When she was laid off in mid-March from a job she had held for decades, a hotel employee in Rhode Island felt abandoned by her employer. As she told WBUR, she felt that they did not care that, “I have a family that rely on me. It’s not like that you are only telling me when something happened to me, you’re telling everybody who depend on me.”

Ideally, assistance and support should be widely available to individuals and families in need of short-term assistance due to unemployment, illness, or other life circumstances to provide economic security in an emergency. For the past quarter century, the U.S. has been shifting our safety net from a family support model to one emphasizing “making work pay”. But what happens when work is widely unavailable?

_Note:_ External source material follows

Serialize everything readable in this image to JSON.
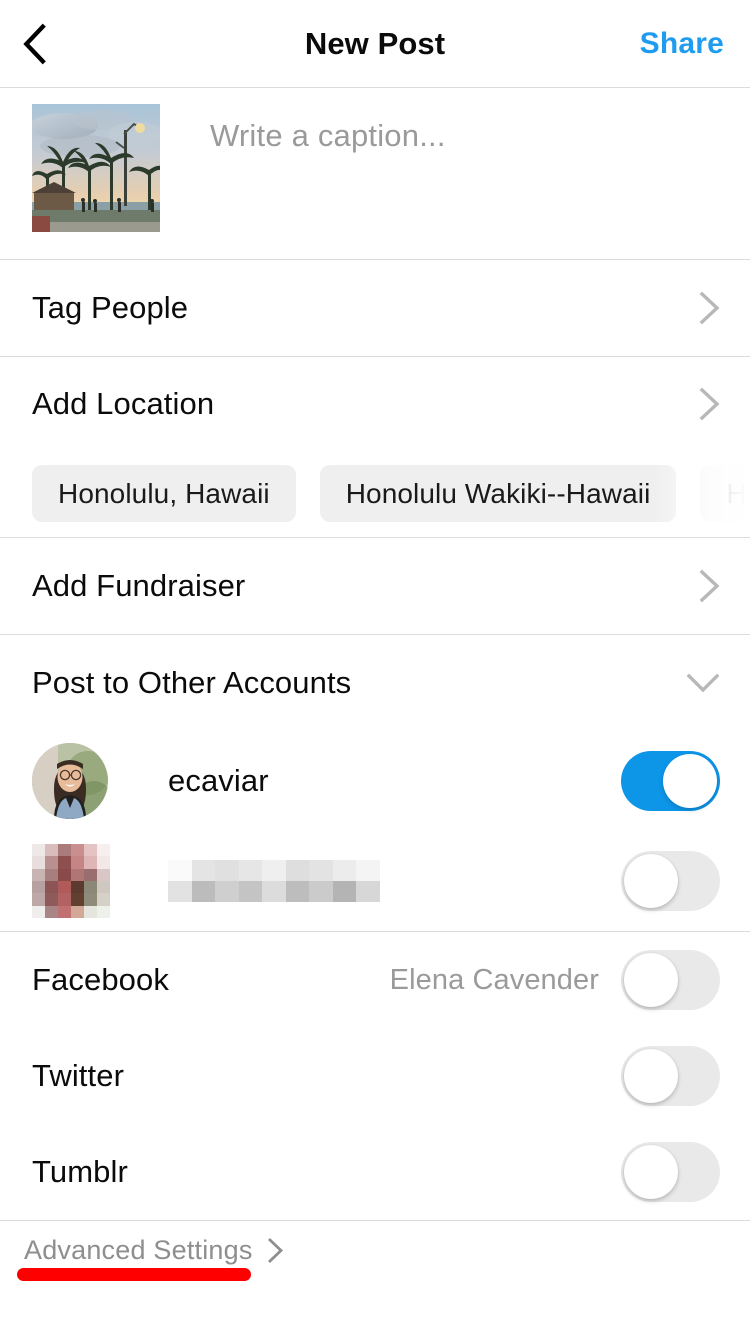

The CARES Act provided a great deal of economic support, but it was short-lived. Emergency cash assistance of $1,200 per adult and $500 per children for low- and middle-income families provided a vital benefit, but only once even as the coronavirus pandemic drags on. Access to unemployment compensation and benefit levels were both increased, but some of these programs have also begun to expire – including the $600 per week Federal Pandemic Unemployment Compensation that ended at the end of July, more than 3 months ago. Emergency programs should continue until economic conditions improve – not just end on an arbitrary date.

Families continue to need emergency assistance during the coronavirus pandemic and recession, but Build(ing) The Future: Bold Policies for a Gender-Equitable Recovery also proposes longer-term proposals for improving family economic security through raising wages and expanding tax credits working families so that fewer are living paycheck to paycheck with little ability to save.

Those out of work look forward to a time when their former employers call them back to work. As the Rhode Island hotel worker put it, “I have a hope that my workplace will open again and things will come back, if not total normal, close to normal and that’s what keeps me going — the hope.”